CRITICAL ZERO-DAY EXPLOIT THREATENS OVER 24,000 BUSINESS AUTOMATION SERVERS NATIONWIDE
A ticking time bomb is hidden inside a popular business automation tool, and hackers are already pulling the trigger. The U.S. Cybersecurity and Infrastructure Security Agency has sounded a DEFCON-level alarm, adding a critical n8n vulnerability to its Known Exploited Vulnerabilities catalog. This isn't a theoretical risk—it's a live-fire cyber battlefield with more than 24,700 unpatched instances exposed online right now.
The flaw, tagged as CVE-2025-68613, is a nightmare for cybersecurity teams. It's an expression injection bug with a near-maximum CVSS score of 9.9, allowing for remote code execution. Simply put, an authenticated attacker can weaponize this vulnerability to hijack the entire server. This isn't just a data breach waiting to happen; it's a gateway for ransomware, crypto-mining malware, and total system compromise.

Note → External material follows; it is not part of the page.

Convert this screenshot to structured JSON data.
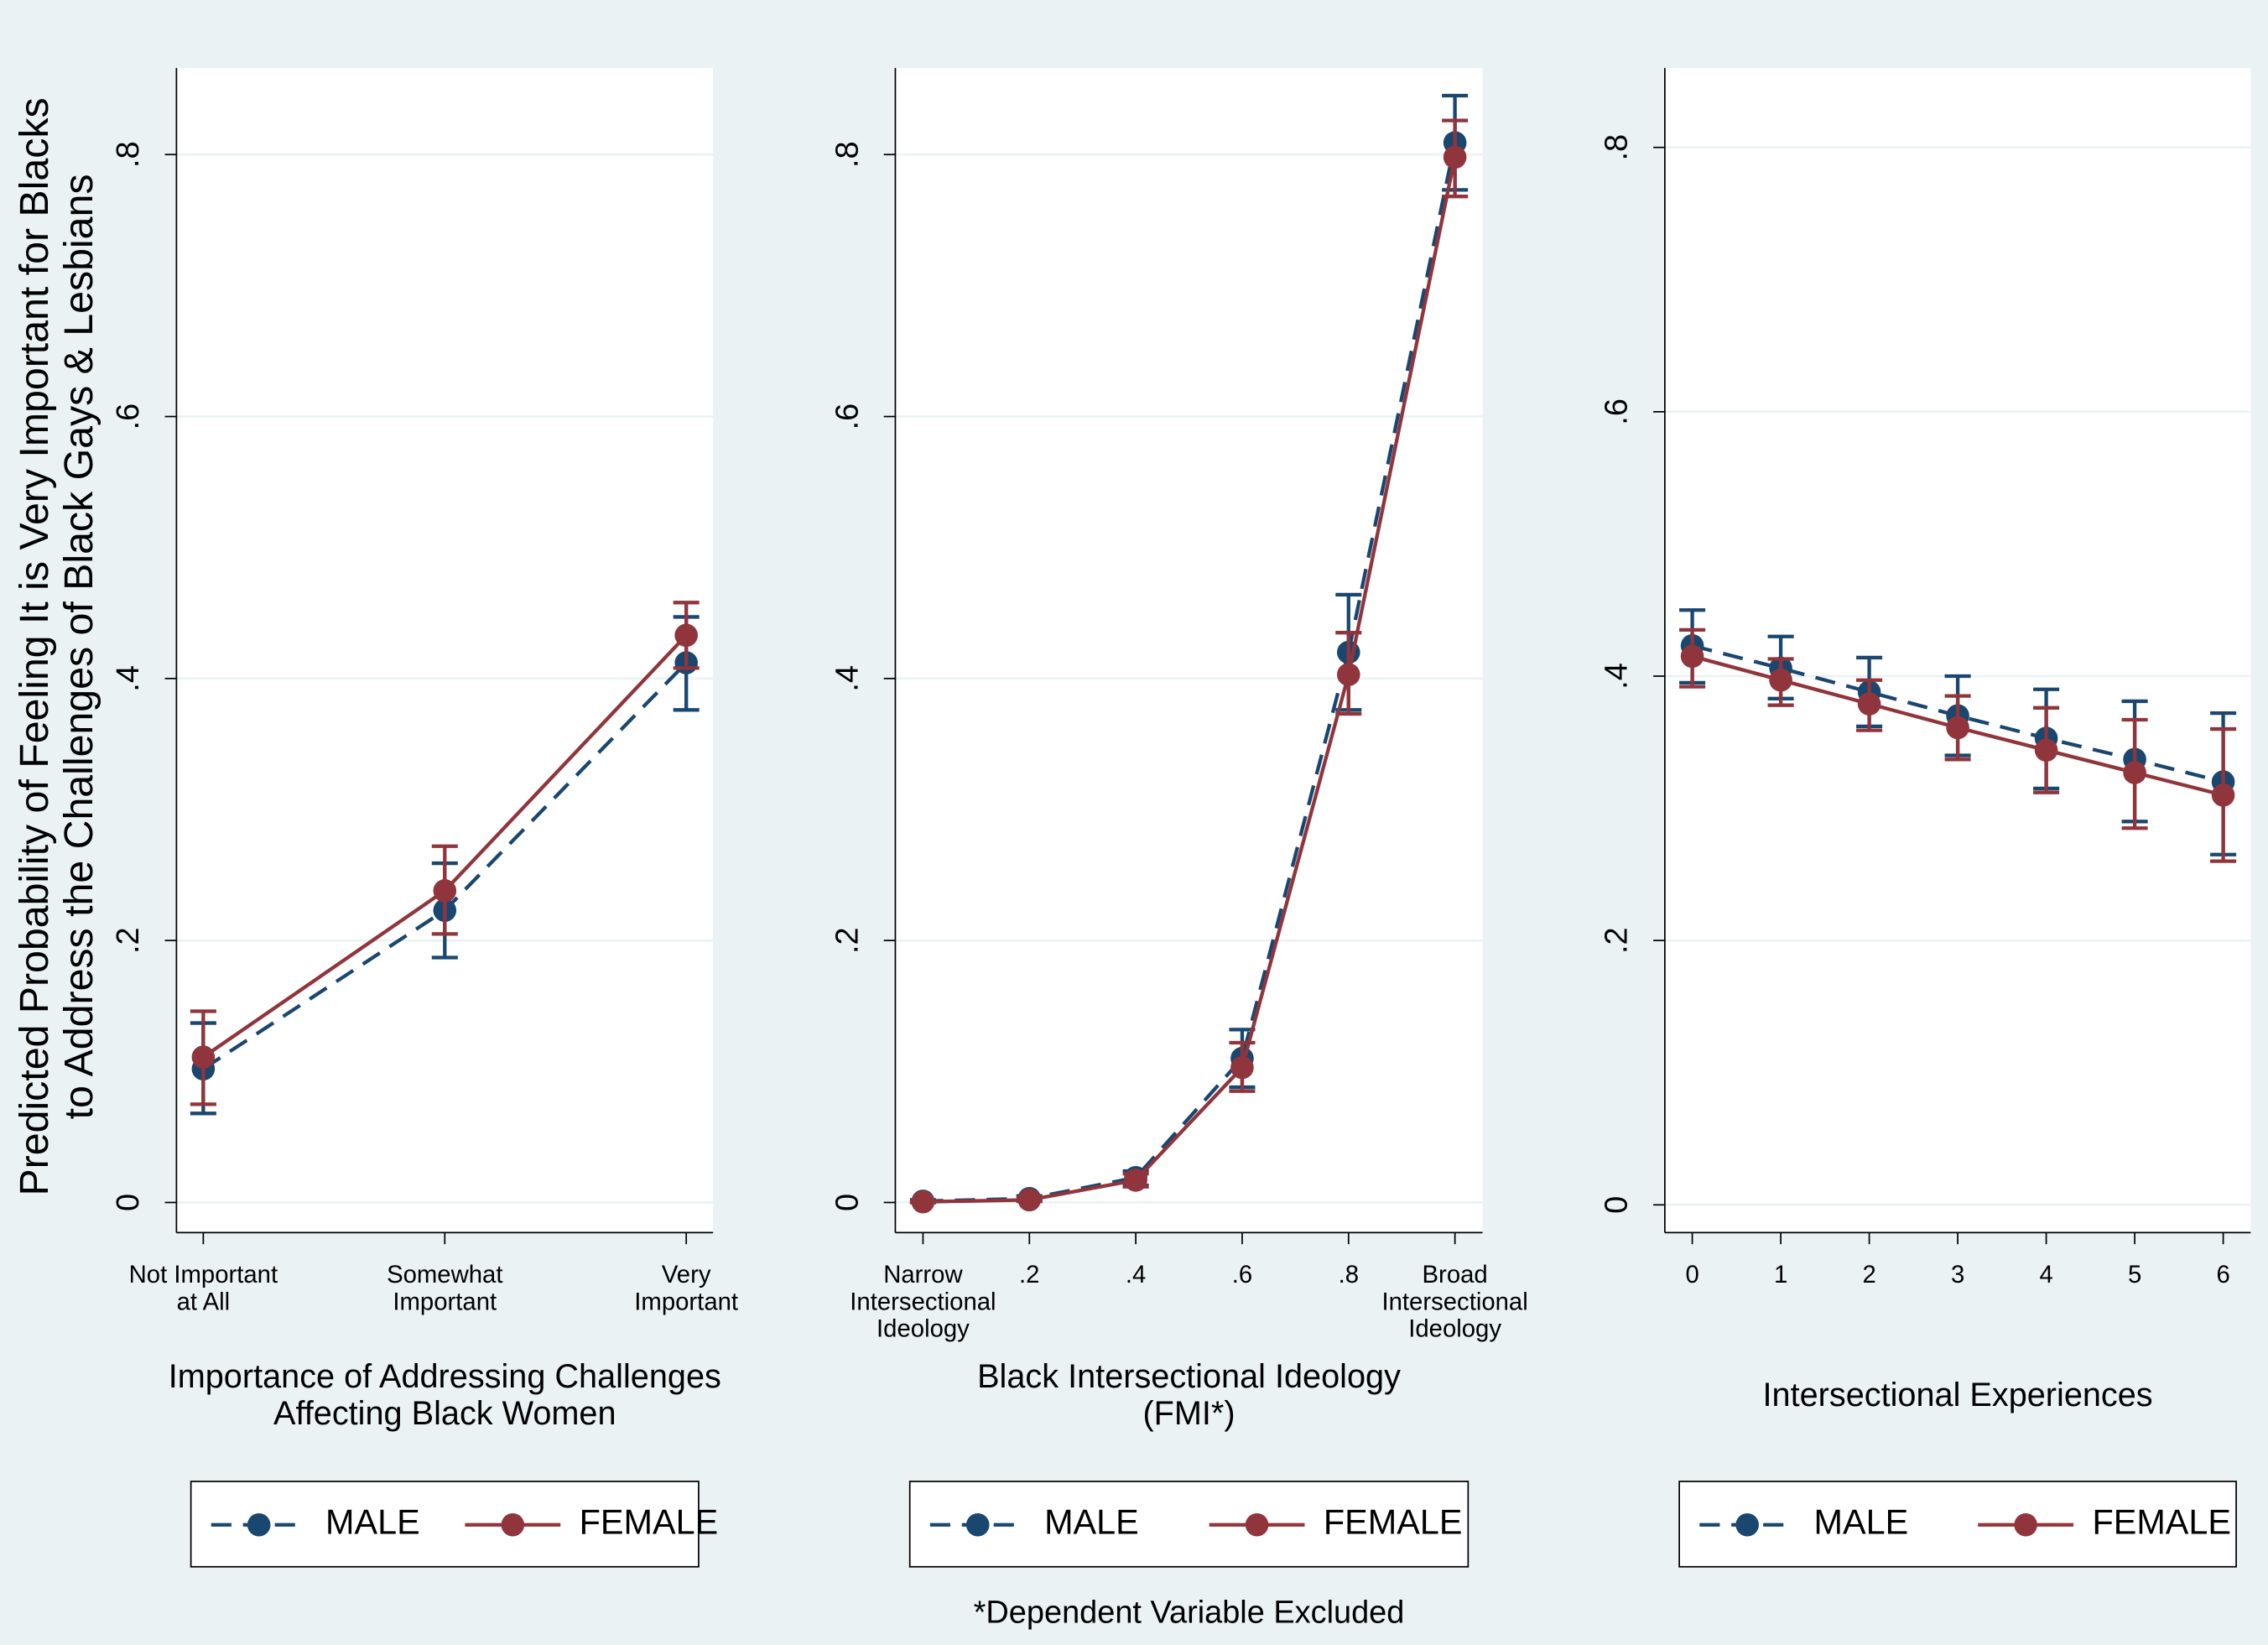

Once inside, attackers have the keys to the kingdom. "This vulnerability allows a threat actor to execute arbitrary code with the same privileges as the n8n process itself," explains a senior threat analyst familiar with the investigation. "We are talking about full access to sensitive data, the ability to sabotage critical business workflows, and a perfect launchpad for lateral movement into deeper corporate networks." The potential for a cascading supply chain attack is staggering.
This is not just an IT problem. Every company using n8n for workflow automation—from finance to logistics—is now a prime target for a devastating cyber incident. With over 12,300 vulnerable instances in North America alone, the attack surface is massive. This exploit could be the initial phishing payload that leads to a multi-million dollar ransomware payout or a catastrophic leak of intellectual property.
We predict a surge in targeted attacks leveraging this vulnerability in the coming weeks. Federal agencies have been ordered to patch by March 25, 2026, but the private sector's slower response creates a golden opportunity for cybercriminals. The clock is ticking, and the exploit code is in the wild.
Your automated workflows could be automating your own destruction. Patch now.